Experten diskutieren beim Tagesspiegel-Architekturgespräch über Sinn oder Unsinn der Denkmalpflege.

Überall im Zentrum wird gebaut, und fast überall stößt man dabei auf historische Reste, die von Archäologen gesichert werden. Was bedeutsam ist für die Stadtgeschichte, kommt die Bauherren oft teuer zu stehen, denn sie müssen die Ausgrabungen bezahlen. „Denkmalpflege – Lust oder Last der Stadtentwicklung“ war das Thema des jüngsten Stadtgespräches, zu dem Tagesspiegel und Architektenkammer am Dienstagabend in die Urania geladen hatten.

Meist ist die Vorgeschichte der Grundstücke den Behörden bekannt, sind die Funde keine Überraschung. Kritiker werfen den Behörden deshalb vor, aus Kostengründen mit den Ausgrabungen auf deren Neubebauung zu warten. „Wer ein Grundstück im mittelalterlichen Zentrum Berlins kauft und nicht ortsfremd ist, weiß, worauf der sich einlässt“, sagte Manfred Kühne, Leiter der Abteilung Städtebau und Projekte bei der Senatsverwaltung für Stadtentwicklung in der Diskussion, die vom leitenden Tagesspiegel-Redakteur Gerd Nowakowski moderiert wurde. Nach dem Krieg war das Stadtzentrum zwar völlig abgeräumt worden, doch hat man damals auf eine Tiefenenttrümmerung verzichtet, sagt Hubert Staroste, Abteilungsleiter im Landesdenkmalamt. Deshalb entdecke man heute immer wieder Reste, die bis ins Mittelalter zurückreichen.
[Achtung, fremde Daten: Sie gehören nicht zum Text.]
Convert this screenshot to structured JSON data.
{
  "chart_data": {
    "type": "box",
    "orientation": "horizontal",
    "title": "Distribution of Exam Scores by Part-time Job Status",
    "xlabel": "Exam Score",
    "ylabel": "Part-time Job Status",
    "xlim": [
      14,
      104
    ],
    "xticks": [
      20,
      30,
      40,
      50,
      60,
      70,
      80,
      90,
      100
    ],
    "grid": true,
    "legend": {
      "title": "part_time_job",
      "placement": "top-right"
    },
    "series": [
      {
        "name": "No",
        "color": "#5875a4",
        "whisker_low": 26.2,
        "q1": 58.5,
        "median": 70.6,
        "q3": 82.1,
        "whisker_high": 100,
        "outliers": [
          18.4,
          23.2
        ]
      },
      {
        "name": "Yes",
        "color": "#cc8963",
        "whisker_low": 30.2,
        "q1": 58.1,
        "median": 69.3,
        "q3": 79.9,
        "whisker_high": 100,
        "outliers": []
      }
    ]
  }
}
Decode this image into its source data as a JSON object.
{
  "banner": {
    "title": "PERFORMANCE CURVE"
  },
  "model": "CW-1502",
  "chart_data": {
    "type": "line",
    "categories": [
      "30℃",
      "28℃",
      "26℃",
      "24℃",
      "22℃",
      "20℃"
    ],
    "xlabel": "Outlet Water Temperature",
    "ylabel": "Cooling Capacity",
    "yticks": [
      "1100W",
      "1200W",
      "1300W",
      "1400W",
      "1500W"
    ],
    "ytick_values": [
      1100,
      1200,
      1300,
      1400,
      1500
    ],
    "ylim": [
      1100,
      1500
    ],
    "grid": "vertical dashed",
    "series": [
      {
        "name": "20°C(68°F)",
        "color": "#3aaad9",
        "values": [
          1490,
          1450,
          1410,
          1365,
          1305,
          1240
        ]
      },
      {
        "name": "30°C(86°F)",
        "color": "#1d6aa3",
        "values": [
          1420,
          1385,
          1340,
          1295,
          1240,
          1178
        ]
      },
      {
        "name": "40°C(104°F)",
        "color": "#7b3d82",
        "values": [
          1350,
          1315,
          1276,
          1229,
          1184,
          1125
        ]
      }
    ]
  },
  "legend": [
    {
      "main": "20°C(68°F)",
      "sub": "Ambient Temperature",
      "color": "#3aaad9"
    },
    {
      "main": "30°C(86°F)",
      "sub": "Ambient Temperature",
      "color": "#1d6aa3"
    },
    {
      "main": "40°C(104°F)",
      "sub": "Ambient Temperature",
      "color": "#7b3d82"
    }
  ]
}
So muss die BVG für die Verlängerung der U5 vom Brandenburger Tor bis zum Roten Rathaus zusätzlich sieben Millionen Euro für so genannte Rettungsgrabungen ausgeben, sagte der Infrastrukturdirektor des Verkehrsbetriebs, Ralf Baumann. Weil vor dem heutigen Rathaus Fundamente seines Vorgängers gefunden wurden, muss auf den Ausgang zum Nikolaiviertel verzichtet werden, obwohl hier die stärkste Nutzung erwartet wurde. Ein Teil der Überreste des alten Rathauses muss trotzdem weichen, weil es keine Alternative zum Verlauf des Tunnels gibt. Der Rest des Fundaments soll in einem unterirdischen Ausstellungsraum gezeigt werden, dessen Finanzierung allerdings noch nicht gesichert ist. Obwohl Staroste die „sehr fruchtbare Zusammenarbeit“ mit der BVG lobte, gibt es auch Knackpunkte. Die Archäologen hätten auf Kosten des Verkehrsbetriebes gern die benachbarten Fundamente der Gerichtslaube mit untersucht, sagte Baumann. Doch das habe man abgelehnt. Zudem stehen die Forscher unter Zeitdruck, weil ab März die Tunnelröhre gebohrt wird: „Alles, was sich in den Weg stellt, ist unwiederbringlich verloren.“

Gernot Moegelin, Geschäftsführer der KapHag-Firmengruppe, hat die Erfahrung gemacht, dass Kommunen gern mehr von den Investoren wollen, als diese nach gesetzlicher Verpflichtung leisten müssen. Zudem könnten die Dinge schneller gehen, sagte er mit Blick auf die Hotelbaustelle seines Unternehmens, auf der Reste des bislang ältesten Hauses Berlins entdeckt wurden. Das könne kritisch werden, wenn der Winter naht. Nach der Freigabe entsprechender Mittel werde jetzt versucht, Grabungen zunehmend bereits im Vorfeld vorzunehmen, sagte Manfred Kühne.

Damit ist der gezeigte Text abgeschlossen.